Of course, there have been many stories of women who have taken on these social challenges head-on, living their lives to the fullest. Take Payal Kapoor, for example, who lost his sight at the age of 22 due to an irreversible disease. Recounting her experience with the disability, she told SheThePeople: “Of course it hasn’t always been easy. People turned their backs on me. I remember I was at a conference once and a coffee break happened. Before I could ask anyone for help, the room was empty. It was a humbling experience. I have also been rejected from jobs because of my appearance.
Kapoor didn’t let society’s attitude towards his disability stop him. “I reached a point where I got tired of sitting still – ‘That’s it!

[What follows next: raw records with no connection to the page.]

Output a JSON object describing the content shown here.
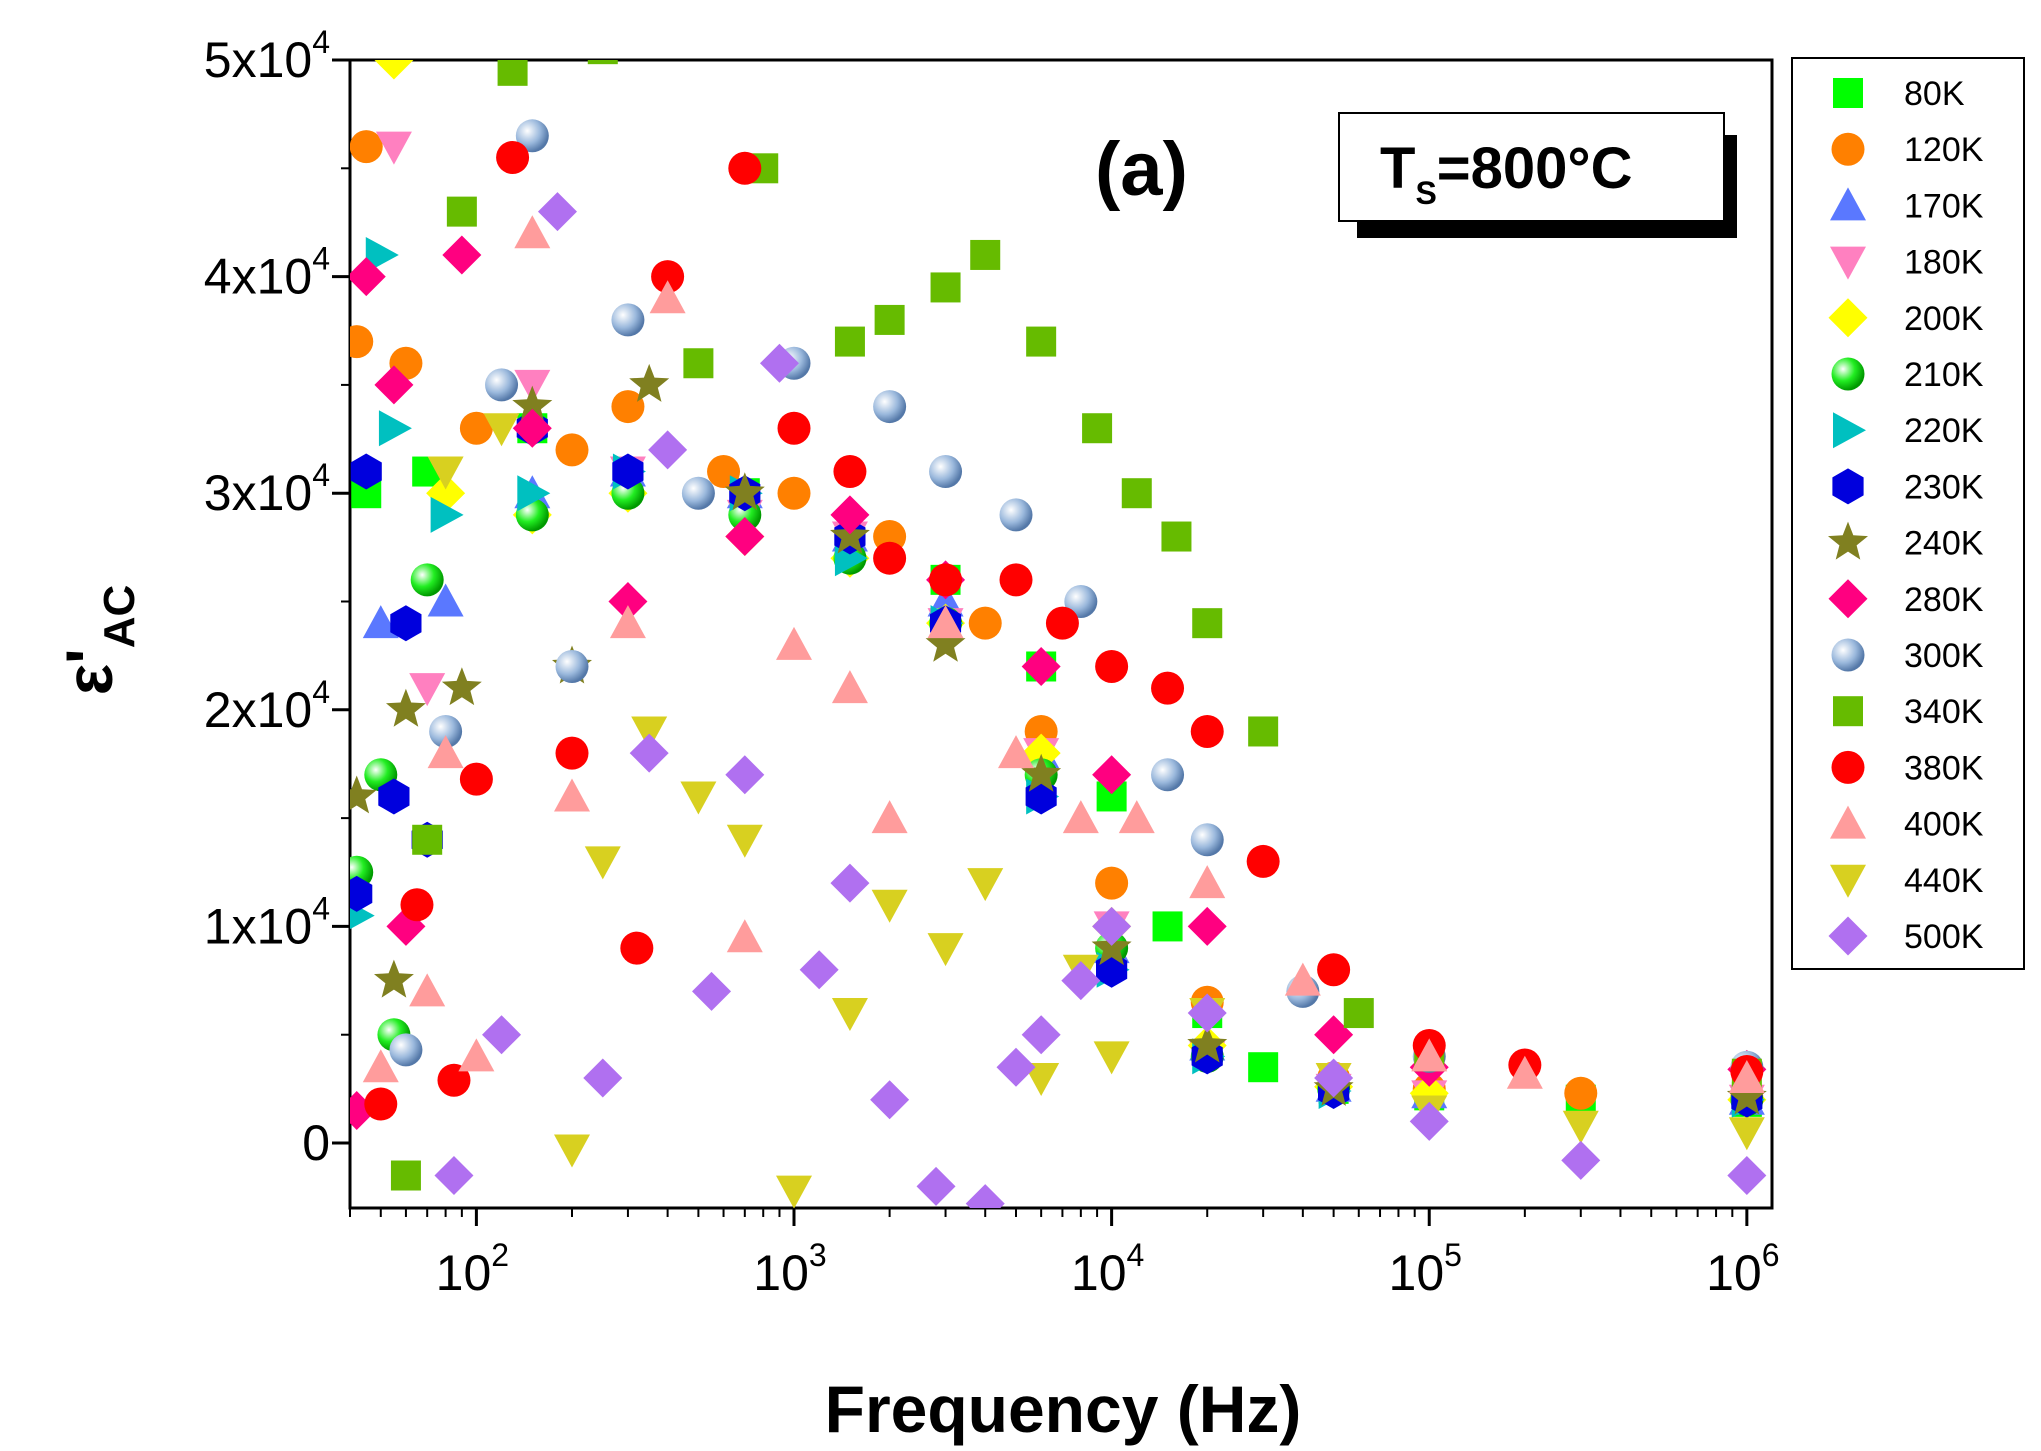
{
  "chart_data": {
    "type": "scatter",
    "title": "",
    "panel_label": "(a)",
    "annotation": {
      "main": "T",
      "sub": "S",
      "rest": "=800°C"
    },
    "xlabel": "Frequency (Hz)",
    "ylabel": {
      "main": "ε'",
      "sub": "AC"
    },
    "xscale": "log",
    "xlim": [
      40,
      1200000
    ],
    "ylim": [
      -3000,
      50000
    ],
    "x_ticks": [
      {
        "base": "10",
        "exp": "2",
        "value": 100
      },
      {
        "base": "10",
        "exp": "3",
        "value": 1000
      },
      {
        "base": "10",
        "exp": "4",
        "value": 10000
      },
      {
        "base": "10",
        "exp": "5",
        "value": 100000
      },
      {
        "base": "10",
        "exp": "6",
        "value": 1000000
      }
    ],
    "y_ticks": [
      {
        "value": 0,
        "text": "0",
        "exp": ""
      },
      {
        "value": 10000,
        "text": "1x10",
        "exp": "4"
      },
      {
        "value": 20000,
        "text": "2x10",
        "exp": "4"
      },
      {
        "value": 30000,
        "text": "3x10",
        "exp": "4"
      },
      {
        "value": 40000,
        "text": "4x10",
        "exp": "4"
      },
      {
        "value": 50000,
        "text": "5x10",
        "exp": "4"
      }
    ],
    "legend_position": "right-outside",
    "series": [
      {
        "name": "80K",
        "color": "#00ff00",
        "marker": "square",
        "x": [
          45,
          70,
          150,
          300,
          700,
          1500,
          3000,
          6000,
          10000,
          15000,
          20000,
          30000,
          50000,
          100000,
          300000,
          1000000
        ],
        "y": [
          30000,
          31000,
          33000,
          31000,
          30000,
          28000,
          26000,
          22000,
          16000,
          10000,
          6000,
          3500,
          2500,
          2200,
          2000,
          1900
        ]
      },
      {
        "name": "120K",
        "color": "#ff8000",
        "marker": "circle",
        "x": [
          42,
          45,
          60,
          100,
          200,
          300,
          600,
          1000,
          2000,
          4000,
          6000,
          10000,
          20000,
          50000,
          100000,
          300000,
          1000000
        ],
        "y": [
          37000,
          46000,
          36000,
          33000,
          32000,
          34000,
          31000,
          30000,
          28000,
          24000,
          19000,
          12000,
          6500,
          3000,
          2500,
          2300,
          2100
        ]
      },
      {
        "name": "170K",
        "color": "#5a78ff",
        "marker": "triangle-up",
        "x": [
          50,
          80,
          150,
          300,
          700,
          1500,
          3000,
          6000,
          10000,
          20000,
          50000,
          100000,
          1000000
        ],
        "y": [
          24000,
          25000,
          30000,
          31000,
          30000,
          28000,
          25000,
          18000,
          9000,
          4500,
          2600,
          2300,
          2000
        ]
      },
      {
        "name": "180K",
        "color": "#ff80c0",
        "marker": "triangle-down",
        "x": [
          55,
          70,
          150,
          300,
          700,
          1500,
          3000,
          6000,
          10000,
          20000,
          50000,
          100000,
          1000000
        ],
        "y": [
          46000,
          21000,
          35000,
          31000,
          29000,
          28000,
          24000,
          18000,
          10000,
          4000,
          2500,
          2200,
          2000
        ]
      },
      {
        "name": "200K",
        "color": "#ffff00",
        "marker": "diamond",
        "x": [
          55,
          80,
          150,
          300,
          700,
          1500,
          3000,
          6000,
          10000,
          20000,
          50000,
          100000,
          1000000
        ],
        "y": [
          50000,
          30000,
          29000,
          30000,
          28000,
          27000,
          24000,
          18000,
          10000,
          4500,
          2600,
          2300,
          2000
        ]
      },
      {
        "name": "210K",
        "color": "#00dd00",
        "marker": "sphere",
        "x": [
          42,
          50,
          55,
          70,
          150,
          300,
          700,
          1500,
          3000,
          6000,
          10000,
          20000,
          50000,
          1000000
        ],
        "y": [
          12500,
          17000,
          5000,
          26000,
          29000,
          30000,
          29000,
          27000,
          24000,
          17000,
          9000,
          4000,
          2500,
          2000
        ]
      },
      {
        "name": "220K",
        "color": "#00c0c0",
        "marker": "triangle-right",
        "x": [
          42,
          50,
          55,
          80,
          150,
          300,
          700,
          1500,
          3000,
          6000,
          10000,
          20000,
          50000,
          1000000
        ],
        "y": [
          10500,
          41000,
          33000,
          29000,
          30000,
          31000,
          30000,
          27000,
          24000,
          16000,
          8000,
          4000,
          2400,
          2000
        ]
      },
      {
        "name": "230K",
        "color": "#0000dd",
        "marker": "hexagon",
        "x": [
          42,
          45,
          55,
          60,
          70,
          150,
          300,
          700,
          1500,
          3000,
          6000,
          10000,
          20000,
          50000,
          1000000
        ],
        "y": [
          11500,
          31000,
          16000,
          24000,
          14000,
          33000,
          31000,
          30000,
          28000,
          24000,
          16000,
          8000,
          4000,
          2400,
          2000
        ]
      },
      {
        "name": "240K",
        "color": "#808020",
        "marker": "star",
        "x": [
          42,
          55,
          60,
          90,
          150,
          200,
          350,
          700,
          1500,
          3000,
          6000,
          10000,
          20000,
          50000,
          1000000
        ],
        "y": [
          16000,
          7500,
          20000,
          21000,
          34000,
          22000,
          35000,
          30000,
          28000,
          23000,
          17000,
          9000,
          4500,
          2500,
          2100
        ]
      },
      {
        "name": "280K",
        "color": "#ff0080",
        "marker": "diamond",
        "x": [
          42,
          45,
          55,
          60,
          90,
          150,
          300,
          700,
          1500,
          3000,
          6000,
          10000,
          20000,
          50000,
          100000,
          1000000
        ],
        "y": [
          1500,
          40000,
          35000,
          10000,
          41000,
          33000,
          25000,
          28000,
          29000,
          26000,
          22000,
          17000,
          10000,
          5000,
          3500,
          3400
        ]
      },
      {
        "name": "300K",
        "color": "#80a8d0",
        "marker": "sphere",
        "x": [
          60,
          80,
          120,
          150,
          200,
          300,
          500,
          1000,
          2000,
          3000,
          5000,
          8000,
          15000,
          20000,
          40000,
          100000,
          1000000
        ],
        "y": [
          4300,
          19000,
          35000,
          46500,
          22000,
          38000,
          30000,
          36000,
          34000,
          31000,
          29000,
          25000,
          17000,
          14000,
          7000,
          4000,
          3500
        ]
      },
      {
        "name": "340K",
        "color": "#66bb00",
        "marker": "square",
        "x": [
          60,
          70,
          90,
          130,
          250,
          500,
          800,
          1500,
          2000,
          3000,
          4000,
          6000,
          9000,
          12000,
          16000,
          20000,
          30000,
          60000,
          100000,
          1000000
        ],
        "y": [
          -1500,
          14000,
          43000,
          49500,
          50500,
          36000,
          45000,
          37000,
          38000,
          39500,
          41000,
          37000,
          33000,
          30000,
          28000,
          24000,
          19000,
          6000,
          4000,
          3200
        ]
      },
      {
        "name": "380K",
        "color": "#ff0000",
        "marker": "circle",
        "x": [
          50,
          65,
          85,
          100,
          130,
          200,
          320,
          400,
          700,
          1000,
          1500,
          2000,
          3000,
          5000,
          7000,
          10000,
          15000,
          20000,
          30000,
          50000,
          100000,
          200000,
          1000000
        ],
        "y": [
          1800,
          11000,
          2900,
          16800,
          45500,
          18000,
          9000,
          40000,
          45000,
          33000,
          31000,
          27000,
          26000,
          26000,
          24000,
          22000,
          21000,
          19000,
          13000,
          8000,
          4500,
          3600,
          3300
        ]
      },
      {
        "name": "400K",
        "color": "#ff9c9c",
        "marker": "triangle-up",
        "x": [
          50,
          70,
          80,
          100,
          150,
          200,
          300,
          400,
          700,
          1000,
          1500,
          2000,
          3000,
          5000,
          8000,
          12000,
          20000,
          40000,
          100000,
          200000,
          1000000
        ],
        "y": [
          3500,
          7000,
          18000,
          4000,
          42000,
          16000,
          24000,
          39000,
          9500,
          23000,
          21000,
          15000,
          24000,
          18000,
          15000,
          15000,
          12000,
          7500,
          4000,
          3200,
          3000
        ]
      },
      {
        "name": "440K",
        "color": "#d8d020",
        "marker": "triangle-down",
        "x": [
          80,
          120,
          200,
          250,
          350,
          500,
          700,
          1000,
          1500,
          2000,
          3000,
          4000,
          6000,
          8000,
          10000,
          20000,
          50000,
          100000,
          300000,
          1000000
        ],
        "y": [
          31000,
          33000,
          -300,
          13000,
          19000,
          16000,
          14000,
          -2200,
          6000,
          11000,
          9000,
          12000,
          3000,
          8000,
          4000,
          6000,
          3000,
          1500,
          800,
          500
        ]
      },
      {
        "name": "500K",
        "color": "#b070f0",
        "marker": "diamond",
        "x": [
          85,
          120,
          180,
          250,
          350,
          400,
          550,
          700,
          900,
          1200,
          1500,
          2000,
          2800,
          4000,
          5000,
          6000,
          8000,
          10000,
          20000,
          50000,
          100000,
          300000,
          1000000
        ],
        "y": [
          -1500,
          5000,
          43000,
          3000,
          18000,
          32000,
          7000,
          17000,
          36000,
          8000,
          12000,
          2000,
          -2000,
          -2800,
          3500,
          5000,
          7500,
          10000,
          6000,
          3000,
          1000,
          -800,
          -1500
        ]
      }
    ]
  }
}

I have to go there and live again. A friend put me in touch with an NGO who taught me life skills that I would need every day. I also learned Braille and what a feeling it was to proofread!
Despite these inspiring stories, the fact remains that India needs to take concrete steps both at political and societal levels to raise awareness of the cause of making public spaces accessible. In the past, we have seen many cases where women with disabilities have been subjected to horrific sex crimes, proving that we have failed even to ensure the safety of those so vulnerable to abuse.
On this Women’s Day, let’s not celebrate femininity but focus on finding solutions that can bring immediate relief to women with disabilities.